La felicità

di | Agosto 9, 2020

Detto questo, anche questo tipo di felicità è un prodotto del pensiero positivo e dell’azione positiva, con la fortuna che dà una mano. In breve, è un prodotto della volontà in circostanze relativamente favorevoli. Ma non è strano insinuare che la felicità possa essere di un tipo o dell’altro? Non ci sono semplicemente felicità e infelicità? Penso di no. Il tipo di felicità di cui parla il saggio è compatibile con la sfortuna. È soprattutto un fare dall’interno – mentre all’esterno, l’unico prerequisito è che il saggio sia vivo e capace di pensare. È un sentimento di serenità, di essere in pace con la sua situazione e la sua coscienza, come un servo ben adattato e pienamente impegnato della vita, dell’umanità, di Dio come lui li vede.

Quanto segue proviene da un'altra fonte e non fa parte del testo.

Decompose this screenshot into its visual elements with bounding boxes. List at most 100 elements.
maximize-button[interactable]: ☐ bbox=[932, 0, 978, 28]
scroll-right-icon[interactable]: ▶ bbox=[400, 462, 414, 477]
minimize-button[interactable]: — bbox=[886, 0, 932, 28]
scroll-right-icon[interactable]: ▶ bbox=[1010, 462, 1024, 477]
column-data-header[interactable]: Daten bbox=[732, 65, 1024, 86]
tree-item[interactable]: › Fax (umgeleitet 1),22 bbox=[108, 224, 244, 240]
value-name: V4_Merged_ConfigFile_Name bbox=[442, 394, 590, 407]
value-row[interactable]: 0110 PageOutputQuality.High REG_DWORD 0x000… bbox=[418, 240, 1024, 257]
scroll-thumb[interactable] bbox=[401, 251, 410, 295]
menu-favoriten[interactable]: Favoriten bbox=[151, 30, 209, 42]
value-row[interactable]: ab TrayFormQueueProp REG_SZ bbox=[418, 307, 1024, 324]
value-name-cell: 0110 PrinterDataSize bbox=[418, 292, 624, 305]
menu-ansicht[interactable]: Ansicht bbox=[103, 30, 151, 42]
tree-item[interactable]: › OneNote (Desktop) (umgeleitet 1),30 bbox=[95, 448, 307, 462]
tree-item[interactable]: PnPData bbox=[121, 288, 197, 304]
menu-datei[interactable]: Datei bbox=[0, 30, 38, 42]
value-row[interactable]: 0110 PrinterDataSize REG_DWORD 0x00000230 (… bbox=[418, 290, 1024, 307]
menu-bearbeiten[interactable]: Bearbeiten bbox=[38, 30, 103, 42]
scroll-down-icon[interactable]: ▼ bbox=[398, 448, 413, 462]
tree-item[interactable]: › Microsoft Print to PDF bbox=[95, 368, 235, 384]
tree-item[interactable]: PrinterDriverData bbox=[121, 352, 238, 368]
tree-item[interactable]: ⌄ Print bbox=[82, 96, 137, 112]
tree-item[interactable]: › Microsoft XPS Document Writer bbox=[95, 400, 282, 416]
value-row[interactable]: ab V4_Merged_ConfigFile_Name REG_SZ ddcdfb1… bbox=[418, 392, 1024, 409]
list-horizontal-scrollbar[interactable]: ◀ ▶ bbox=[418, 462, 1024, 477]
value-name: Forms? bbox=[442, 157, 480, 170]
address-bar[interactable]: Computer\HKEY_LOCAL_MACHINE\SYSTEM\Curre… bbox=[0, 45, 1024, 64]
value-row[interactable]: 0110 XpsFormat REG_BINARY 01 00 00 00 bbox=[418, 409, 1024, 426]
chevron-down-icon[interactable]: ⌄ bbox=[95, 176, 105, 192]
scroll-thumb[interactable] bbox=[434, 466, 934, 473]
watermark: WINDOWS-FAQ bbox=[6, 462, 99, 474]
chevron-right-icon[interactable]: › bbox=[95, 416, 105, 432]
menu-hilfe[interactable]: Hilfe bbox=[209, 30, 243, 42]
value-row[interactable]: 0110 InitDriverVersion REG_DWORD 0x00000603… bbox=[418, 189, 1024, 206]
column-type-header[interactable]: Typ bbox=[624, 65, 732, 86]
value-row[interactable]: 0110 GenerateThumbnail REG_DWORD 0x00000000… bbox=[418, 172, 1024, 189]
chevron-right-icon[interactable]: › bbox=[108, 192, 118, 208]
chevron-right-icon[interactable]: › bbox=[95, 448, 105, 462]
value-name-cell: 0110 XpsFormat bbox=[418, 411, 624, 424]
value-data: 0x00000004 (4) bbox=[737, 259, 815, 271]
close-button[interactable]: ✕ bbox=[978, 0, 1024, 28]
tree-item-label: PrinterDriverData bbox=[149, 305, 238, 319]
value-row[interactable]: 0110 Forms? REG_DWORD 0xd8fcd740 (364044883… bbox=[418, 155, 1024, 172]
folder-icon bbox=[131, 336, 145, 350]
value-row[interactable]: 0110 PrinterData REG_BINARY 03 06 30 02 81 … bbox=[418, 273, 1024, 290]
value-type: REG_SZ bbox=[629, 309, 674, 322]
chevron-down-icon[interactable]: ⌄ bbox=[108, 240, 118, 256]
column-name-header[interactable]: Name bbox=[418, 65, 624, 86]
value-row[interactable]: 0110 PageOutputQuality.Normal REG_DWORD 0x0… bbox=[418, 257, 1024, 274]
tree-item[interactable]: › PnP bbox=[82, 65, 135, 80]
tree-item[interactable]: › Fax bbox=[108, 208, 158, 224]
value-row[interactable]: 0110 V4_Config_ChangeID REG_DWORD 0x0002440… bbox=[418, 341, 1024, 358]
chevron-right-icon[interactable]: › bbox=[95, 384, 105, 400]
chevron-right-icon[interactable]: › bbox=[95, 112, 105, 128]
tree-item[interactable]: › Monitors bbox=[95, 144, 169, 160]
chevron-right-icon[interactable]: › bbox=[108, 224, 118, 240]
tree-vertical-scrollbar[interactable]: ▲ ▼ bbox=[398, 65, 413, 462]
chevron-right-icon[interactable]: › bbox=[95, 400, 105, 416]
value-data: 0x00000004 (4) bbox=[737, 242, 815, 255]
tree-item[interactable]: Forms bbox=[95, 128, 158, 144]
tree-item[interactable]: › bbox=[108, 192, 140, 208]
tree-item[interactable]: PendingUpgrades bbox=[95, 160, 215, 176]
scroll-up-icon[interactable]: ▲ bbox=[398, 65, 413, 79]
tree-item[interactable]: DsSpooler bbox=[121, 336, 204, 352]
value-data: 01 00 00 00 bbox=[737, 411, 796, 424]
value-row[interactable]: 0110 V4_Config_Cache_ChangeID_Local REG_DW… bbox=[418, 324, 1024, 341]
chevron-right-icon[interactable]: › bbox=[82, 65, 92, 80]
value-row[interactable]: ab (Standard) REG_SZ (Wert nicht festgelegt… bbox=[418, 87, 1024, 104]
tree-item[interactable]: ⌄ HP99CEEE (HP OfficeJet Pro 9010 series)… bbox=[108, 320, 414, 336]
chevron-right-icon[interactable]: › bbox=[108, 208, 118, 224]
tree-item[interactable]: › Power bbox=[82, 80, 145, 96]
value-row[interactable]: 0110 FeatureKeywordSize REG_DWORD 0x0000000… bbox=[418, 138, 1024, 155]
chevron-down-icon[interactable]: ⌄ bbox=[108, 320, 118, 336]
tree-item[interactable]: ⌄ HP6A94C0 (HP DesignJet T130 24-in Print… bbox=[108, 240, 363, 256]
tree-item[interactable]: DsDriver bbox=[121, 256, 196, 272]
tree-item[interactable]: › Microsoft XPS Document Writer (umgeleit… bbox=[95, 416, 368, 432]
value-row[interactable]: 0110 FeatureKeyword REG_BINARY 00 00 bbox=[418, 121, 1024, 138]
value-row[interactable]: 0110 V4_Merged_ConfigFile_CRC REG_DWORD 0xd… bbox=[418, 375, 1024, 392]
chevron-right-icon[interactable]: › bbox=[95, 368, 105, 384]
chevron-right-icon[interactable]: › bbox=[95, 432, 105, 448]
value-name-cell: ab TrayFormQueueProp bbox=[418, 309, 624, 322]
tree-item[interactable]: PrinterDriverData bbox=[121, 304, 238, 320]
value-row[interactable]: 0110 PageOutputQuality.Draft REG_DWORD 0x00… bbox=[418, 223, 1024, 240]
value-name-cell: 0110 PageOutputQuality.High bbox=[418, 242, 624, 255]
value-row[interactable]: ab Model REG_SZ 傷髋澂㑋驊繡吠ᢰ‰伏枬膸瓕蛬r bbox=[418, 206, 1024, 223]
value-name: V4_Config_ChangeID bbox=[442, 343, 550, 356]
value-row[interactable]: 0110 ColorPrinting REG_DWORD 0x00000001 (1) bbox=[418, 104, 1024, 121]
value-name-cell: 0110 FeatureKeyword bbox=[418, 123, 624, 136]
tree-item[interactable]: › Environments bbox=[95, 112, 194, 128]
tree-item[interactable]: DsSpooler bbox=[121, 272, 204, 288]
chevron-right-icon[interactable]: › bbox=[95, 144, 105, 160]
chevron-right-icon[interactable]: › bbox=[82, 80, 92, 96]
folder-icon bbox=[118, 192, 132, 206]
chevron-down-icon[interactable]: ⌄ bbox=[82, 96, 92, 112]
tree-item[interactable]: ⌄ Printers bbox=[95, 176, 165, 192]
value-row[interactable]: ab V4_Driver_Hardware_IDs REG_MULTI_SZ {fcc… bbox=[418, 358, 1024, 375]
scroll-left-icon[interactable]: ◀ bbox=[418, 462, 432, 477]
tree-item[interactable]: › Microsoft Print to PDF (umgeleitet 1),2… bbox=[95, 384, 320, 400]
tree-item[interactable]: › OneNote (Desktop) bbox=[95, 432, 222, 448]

Per quanto cosciente della soggettività – cioè dei limiti individuali e quindi dell’imperfezione – del suo punto di vista, lo vive con la massima fedeltà, se anche con la volontà di rivalutarlo criticamente quando si accorge di un passo falso. La sua saggezza è per sempre un lavoro in corso; è sempre intriso di una qualche forma di sciocchezza, che lo lascia aperto al ridicolo. L’umiltà e la compassione, oltre all’umorismo, sono quindi qualità che coltiva. Si prende gioco e si perdona, e soprattutto si sforza di migliorare. Non mostra compiacenza, ma un’accettazione della sua umanità che è intento a portare al più alto grado possibile di verità e nobiltà. E questa delicata miscela di rassegnazione e sola lotta – in qualsiasi situazione, favorevole o meno – è davvero il segreto della sua felicità, che è certamente un modo secco di gioia che riempie la mente piuttosto che il cuore.

Ne consegue che questa felicità lascia qualcosa a desiderare: felicità nel senso più pieno della parola (uno stato di appagamento, quando tutto va a modo nostro, in termini di risultati oltre che di sforzi), che è una gioia, sempre così dolce , che riempie sia la mente che il cuore. Quando il saggio sperimenta questa felicità suprema, giustamente si sente benedetto e sa quanto sia precaria. Inoltre, accetta questa precarietà, o il fatto che la sofferenza e alla fine la morte incombono. Solo le battaglie sono vinte nella guerra della vita che inevitabilmente, nonostante ogni valoroso sforzo per prevalere, finirà con una sconfitta.

Alcuni diranno che la felicità nel suo senso cosiddetto più pieno lascia qualcosa di più a desiderare: il potere di rendere infinita questa felicità: incommensurabilmente grande e illimitata nella durata. Tra questi, alcuni sceglieranno la via della fede, che presumibilmente conduce a un aldilà celeste, mentre alcuni sceglieranno la via della ragione, che non ammette alcuna convinzione rosea basata su un pio desiderio e una fiducia sfrenata. Questo percorso non porta da nessuna parte per quanto riguarda l’aldilà, o piuttosto da qualche parte che è sconosciuta – presumibilmente così diversa da ciò che è noto che supera totalmente la nostra capacità di concepire la sua natura.

Annoverò tra questi fautori della ragione, questi infedeli, per i quali l’unica fonte di significato non è una meta paradisiaca, la cui esistenza non è supportata da prove credibili, ma il viaggio stesso, un viaggio aspro e in salita per essere sicuri, con abbondanza di colpi di scena, alcuni propizi, altri no. Questo viaggio vale la pena, secondo me. È così indipendentemente dalla destinazione sopra menzionata, che le persone sono libere di perseguire ciecamente o di guardare con scetticismo (e con distacco per giunta, nel migliore dei casi). Riguarda la dignità di vivere e di amare e il piacere di riuscire in questi compiti difficili. Da questa prospettiva, lo scopo della vita non è altro che la vita stessa, in collaborazione con i nostri simili; e la felicità è resa possibile – entro certi limiti – dal nostro impegno per raggiungere questo degno, sebbene umile scopo.

I limiti imposti alla felicità mondana possono inizialmente rimanere nel nostro gozzo, ma dopo la dovuta considerazione, quando ci rendiamo conto che la vita senza questi limiti sarebbe la morte, li accettiamo e, meglio ancora, li accogliamo. La vita è per definizione uno stato dinamico che presuppone una tensione perpetua tra i desideri e la loro soddisfazione. Rendi assoluta questa soddisfazione, risolvi questa tensione e di conseguenza riduci a nulla la vita; cioè qualcosa di inerte come una pietra. E questo niente – questo qualcosa di inerte – è la morte, come ho appena sottolineato. Non una prospettiva brillante agli occhi di un amante della vita!